Two weeks ago, Simon from Hub Brussels posted a piece about Positive Mutiny and while I was riding the train back from Rotterdam to Berlin, yesterday, I connected it to Deep Democracy:
Hi Simon,
Am sitting on the train from Rotterdam back to Berlin coming from a Deep Democracy course at Hub Summer School. I have just read a few lines about Role Theory in Deep Democracy and then I turned to your article that has been open in my browser for a few days now.
Our attempts to practice positive mutiny last summer in Berlin was very present in my Deep Democracy experience in the past two days.
When I arrived in Rotterdam on Thursday evening, I borrowed two Deep Democracy (The Deep Democracy of Open Forums and The leader as martial artist) books from Moraan and flipped through them just before going to sleep and my burning question was all of a sudden very present for this course, again: how can become more democractic?
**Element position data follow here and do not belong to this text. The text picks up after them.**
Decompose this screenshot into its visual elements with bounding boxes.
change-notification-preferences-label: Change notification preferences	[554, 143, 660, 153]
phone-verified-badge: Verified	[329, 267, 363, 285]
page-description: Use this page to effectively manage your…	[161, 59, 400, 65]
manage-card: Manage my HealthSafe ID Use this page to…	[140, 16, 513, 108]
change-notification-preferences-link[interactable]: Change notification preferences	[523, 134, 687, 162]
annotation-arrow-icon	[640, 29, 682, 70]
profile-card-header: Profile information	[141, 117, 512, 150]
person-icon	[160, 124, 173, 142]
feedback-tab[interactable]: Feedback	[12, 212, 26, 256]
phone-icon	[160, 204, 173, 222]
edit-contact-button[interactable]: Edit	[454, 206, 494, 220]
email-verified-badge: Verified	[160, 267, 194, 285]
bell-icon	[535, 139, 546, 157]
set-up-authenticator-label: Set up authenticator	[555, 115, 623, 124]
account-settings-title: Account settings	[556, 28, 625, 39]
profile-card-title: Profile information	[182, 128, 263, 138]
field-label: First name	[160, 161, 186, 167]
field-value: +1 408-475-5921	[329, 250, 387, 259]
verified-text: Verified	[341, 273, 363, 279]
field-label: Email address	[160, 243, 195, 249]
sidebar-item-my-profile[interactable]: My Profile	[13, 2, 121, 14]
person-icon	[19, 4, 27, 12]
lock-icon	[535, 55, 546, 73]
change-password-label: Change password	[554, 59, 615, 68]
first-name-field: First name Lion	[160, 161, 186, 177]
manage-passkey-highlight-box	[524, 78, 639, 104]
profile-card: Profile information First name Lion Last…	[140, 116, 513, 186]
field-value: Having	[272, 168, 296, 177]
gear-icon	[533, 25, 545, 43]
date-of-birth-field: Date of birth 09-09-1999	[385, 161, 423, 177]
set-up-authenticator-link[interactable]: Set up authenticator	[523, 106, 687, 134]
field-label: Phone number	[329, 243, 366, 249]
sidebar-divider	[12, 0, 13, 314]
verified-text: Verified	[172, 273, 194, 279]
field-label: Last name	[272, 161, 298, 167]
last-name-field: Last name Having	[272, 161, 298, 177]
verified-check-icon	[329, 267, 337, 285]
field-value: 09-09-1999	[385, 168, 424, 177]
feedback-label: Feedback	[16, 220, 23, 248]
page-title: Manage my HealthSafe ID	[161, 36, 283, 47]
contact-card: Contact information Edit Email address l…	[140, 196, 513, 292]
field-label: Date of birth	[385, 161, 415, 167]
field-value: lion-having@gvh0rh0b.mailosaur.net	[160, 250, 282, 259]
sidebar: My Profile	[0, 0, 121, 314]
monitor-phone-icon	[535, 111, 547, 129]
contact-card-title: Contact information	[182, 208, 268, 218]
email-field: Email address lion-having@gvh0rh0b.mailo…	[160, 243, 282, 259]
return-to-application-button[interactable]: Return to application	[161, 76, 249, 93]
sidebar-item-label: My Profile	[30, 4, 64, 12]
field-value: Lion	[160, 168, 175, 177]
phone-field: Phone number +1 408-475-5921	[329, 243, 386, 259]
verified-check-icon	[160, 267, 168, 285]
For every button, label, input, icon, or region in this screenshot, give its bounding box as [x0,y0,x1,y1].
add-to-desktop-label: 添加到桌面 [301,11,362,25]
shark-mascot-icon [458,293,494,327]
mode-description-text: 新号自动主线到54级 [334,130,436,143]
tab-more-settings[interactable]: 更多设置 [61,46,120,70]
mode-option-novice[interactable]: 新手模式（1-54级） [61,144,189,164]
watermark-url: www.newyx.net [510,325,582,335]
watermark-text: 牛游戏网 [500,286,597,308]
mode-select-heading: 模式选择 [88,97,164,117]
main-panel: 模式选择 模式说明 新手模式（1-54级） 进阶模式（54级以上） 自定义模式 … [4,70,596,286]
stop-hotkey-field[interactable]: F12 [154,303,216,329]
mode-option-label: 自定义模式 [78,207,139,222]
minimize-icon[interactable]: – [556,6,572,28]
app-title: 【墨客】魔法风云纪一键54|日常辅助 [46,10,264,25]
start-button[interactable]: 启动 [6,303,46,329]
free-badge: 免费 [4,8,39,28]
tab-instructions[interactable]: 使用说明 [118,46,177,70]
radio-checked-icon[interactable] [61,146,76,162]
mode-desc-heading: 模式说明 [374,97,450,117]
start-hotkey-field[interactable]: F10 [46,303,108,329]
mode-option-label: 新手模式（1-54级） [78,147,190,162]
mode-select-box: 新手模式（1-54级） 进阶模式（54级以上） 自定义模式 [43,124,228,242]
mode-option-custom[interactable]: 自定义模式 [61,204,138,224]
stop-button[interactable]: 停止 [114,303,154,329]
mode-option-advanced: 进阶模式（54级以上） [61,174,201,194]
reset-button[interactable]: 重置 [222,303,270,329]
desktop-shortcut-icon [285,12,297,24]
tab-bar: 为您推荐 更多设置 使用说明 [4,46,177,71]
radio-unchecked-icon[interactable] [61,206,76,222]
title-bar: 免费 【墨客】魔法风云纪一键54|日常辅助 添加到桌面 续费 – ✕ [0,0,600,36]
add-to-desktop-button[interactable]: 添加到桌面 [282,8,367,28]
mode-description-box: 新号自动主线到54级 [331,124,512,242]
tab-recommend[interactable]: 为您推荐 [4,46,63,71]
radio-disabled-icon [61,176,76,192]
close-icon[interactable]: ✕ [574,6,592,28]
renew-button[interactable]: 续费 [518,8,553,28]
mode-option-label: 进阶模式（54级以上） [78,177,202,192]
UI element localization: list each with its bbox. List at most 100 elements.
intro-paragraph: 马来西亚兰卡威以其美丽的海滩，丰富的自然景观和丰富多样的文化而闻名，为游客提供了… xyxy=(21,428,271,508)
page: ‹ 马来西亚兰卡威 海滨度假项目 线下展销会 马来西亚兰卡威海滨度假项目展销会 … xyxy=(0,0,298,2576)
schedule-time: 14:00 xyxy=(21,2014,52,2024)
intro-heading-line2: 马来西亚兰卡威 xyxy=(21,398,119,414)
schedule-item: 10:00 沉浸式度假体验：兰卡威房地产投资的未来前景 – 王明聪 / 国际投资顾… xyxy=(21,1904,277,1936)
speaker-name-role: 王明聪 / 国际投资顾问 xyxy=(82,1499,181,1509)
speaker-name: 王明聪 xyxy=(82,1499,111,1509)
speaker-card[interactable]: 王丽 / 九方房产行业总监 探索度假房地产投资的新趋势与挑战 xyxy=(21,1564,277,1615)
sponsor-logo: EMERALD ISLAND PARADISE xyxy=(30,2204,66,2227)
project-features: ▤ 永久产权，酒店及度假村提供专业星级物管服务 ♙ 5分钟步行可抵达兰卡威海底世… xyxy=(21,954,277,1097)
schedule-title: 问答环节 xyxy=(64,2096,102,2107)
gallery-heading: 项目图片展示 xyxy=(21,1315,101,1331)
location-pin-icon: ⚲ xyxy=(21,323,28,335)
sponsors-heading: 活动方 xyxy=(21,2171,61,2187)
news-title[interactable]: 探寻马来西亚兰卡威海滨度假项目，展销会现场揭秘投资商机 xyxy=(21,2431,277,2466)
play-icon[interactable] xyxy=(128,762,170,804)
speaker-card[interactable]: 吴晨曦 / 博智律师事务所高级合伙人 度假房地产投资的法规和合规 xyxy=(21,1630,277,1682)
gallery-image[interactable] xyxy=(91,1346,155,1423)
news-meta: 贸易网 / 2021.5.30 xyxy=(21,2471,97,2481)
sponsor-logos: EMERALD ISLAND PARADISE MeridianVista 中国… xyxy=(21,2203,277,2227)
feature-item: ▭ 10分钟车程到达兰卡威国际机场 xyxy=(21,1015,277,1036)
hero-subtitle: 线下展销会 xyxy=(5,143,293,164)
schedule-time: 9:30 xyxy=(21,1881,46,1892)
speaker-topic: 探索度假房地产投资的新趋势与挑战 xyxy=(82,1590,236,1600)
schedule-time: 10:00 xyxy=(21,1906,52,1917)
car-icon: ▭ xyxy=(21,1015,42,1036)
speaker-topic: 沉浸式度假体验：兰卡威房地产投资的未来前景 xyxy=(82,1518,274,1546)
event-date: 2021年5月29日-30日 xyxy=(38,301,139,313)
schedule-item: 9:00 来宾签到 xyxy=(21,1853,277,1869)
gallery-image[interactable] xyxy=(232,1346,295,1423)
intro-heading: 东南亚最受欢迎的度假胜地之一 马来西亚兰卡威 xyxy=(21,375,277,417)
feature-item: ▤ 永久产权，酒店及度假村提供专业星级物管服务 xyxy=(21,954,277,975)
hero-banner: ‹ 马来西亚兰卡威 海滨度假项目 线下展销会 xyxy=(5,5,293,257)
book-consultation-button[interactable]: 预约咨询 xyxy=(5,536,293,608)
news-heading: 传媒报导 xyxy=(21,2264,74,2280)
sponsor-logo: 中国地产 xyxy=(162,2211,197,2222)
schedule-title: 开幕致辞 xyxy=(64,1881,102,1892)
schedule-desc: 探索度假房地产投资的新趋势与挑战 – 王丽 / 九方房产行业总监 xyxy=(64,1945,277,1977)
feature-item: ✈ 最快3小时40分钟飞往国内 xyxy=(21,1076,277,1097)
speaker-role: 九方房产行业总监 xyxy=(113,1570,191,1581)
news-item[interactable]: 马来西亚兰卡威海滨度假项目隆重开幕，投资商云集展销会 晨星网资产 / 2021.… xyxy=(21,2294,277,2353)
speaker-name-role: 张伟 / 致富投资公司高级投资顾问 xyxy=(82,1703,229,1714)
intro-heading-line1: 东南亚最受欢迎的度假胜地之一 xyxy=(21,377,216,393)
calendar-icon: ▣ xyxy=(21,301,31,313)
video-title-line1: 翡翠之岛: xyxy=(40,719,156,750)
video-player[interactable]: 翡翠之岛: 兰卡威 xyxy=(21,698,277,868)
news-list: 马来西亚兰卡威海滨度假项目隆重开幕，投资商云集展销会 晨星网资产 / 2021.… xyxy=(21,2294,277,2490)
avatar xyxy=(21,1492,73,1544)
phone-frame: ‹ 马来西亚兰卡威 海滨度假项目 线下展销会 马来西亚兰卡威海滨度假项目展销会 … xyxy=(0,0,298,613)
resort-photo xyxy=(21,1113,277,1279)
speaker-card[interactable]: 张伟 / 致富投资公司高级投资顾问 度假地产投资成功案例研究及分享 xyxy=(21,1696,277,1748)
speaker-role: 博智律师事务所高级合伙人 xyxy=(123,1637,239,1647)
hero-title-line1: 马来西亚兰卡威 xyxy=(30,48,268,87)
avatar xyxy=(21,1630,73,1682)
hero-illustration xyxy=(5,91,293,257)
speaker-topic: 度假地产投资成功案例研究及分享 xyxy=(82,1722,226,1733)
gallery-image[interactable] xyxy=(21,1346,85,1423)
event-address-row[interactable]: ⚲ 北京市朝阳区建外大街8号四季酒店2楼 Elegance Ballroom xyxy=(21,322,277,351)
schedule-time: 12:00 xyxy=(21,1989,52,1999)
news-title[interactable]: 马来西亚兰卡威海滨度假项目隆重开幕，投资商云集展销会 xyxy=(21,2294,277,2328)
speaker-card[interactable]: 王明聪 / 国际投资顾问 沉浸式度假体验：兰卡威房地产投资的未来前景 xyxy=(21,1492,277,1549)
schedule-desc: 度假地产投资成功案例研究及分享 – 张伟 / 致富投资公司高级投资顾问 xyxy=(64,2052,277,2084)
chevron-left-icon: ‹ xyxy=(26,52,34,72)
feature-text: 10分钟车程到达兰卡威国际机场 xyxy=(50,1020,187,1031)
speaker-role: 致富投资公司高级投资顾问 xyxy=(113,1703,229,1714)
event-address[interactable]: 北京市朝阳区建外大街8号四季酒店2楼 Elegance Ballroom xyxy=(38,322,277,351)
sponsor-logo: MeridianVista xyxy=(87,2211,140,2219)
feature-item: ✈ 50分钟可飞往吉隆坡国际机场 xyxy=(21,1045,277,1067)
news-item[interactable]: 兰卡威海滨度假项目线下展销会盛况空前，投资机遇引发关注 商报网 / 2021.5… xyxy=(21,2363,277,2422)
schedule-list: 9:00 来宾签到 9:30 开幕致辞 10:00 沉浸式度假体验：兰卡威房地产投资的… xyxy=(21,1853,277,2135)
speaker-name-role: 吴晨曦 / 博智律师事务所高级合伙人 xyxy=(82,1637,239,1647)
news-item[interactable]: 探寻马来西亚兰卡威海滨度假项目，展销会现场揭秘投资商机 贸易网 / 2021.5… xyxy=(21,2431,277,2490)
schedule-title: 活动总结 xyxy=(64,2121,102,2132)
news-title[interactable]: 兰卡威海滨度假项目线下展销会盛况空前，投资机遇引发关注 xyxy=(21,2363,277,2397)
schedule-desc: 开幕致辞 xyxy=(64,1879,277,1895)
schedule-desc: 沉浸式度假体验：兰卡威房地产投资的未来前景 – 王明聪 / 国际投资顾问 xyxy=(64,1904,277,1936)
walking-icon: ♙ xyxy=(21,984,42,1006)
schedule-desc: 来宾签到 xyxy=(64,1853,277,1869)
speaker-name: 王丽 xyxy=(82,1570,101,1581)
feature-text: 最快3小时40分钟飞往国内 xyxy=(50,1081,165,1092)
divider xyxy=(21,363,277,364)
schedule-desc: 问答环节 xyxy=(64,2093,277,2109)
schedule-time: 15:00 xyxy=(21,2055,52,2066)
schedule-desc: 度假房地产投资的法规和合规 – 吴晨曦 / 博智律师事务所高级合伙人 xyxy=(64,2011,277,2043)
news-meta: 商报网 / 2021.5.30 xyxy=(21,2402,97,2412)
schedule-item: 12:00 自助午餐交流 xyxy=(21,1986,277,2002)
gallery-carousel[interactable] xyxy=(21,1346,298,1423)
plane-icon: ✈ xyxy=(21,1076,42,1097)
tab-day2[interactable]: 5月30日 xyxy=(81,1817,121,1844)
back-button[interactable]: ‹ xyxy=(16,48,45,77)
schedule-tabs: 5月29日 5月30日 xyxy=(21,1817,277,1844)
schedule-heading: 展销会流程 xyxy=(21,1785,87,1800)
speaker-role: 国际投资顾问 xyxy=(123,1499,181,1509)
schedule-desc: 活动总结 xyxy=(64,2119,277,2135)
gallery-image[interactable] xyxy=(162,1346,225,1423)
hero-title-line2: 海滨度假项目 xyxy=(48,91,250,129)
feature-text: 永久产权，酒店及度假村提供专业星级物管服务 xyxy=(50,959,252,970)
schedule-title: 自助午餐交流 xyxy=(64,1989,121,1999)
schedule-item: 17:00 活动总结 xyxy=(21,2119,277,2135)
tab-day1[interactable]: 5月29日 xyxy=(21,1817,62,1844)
And this question again, is very much connected to what you write in this article and there is a connection to the practice of self-selected leadership (that I have experienced in Pioneers of Change, OpenSpaces, Art of Hosting) or rotating leadership (as you can experience in the circle practice). A paradigm shift is happening when system are transforming into self-organizing systems (living systems such as Pioneers of Change or the Art of Hosting community) or as Role Theory from process-oriented psychology and Deep Democracy is asking how can we make roles (in the Deep Democracy terminolgy, a role is: a view, an emotion, a sensation, an archetype) more fluid and how can a group by themselves avoid getting stuck in roles?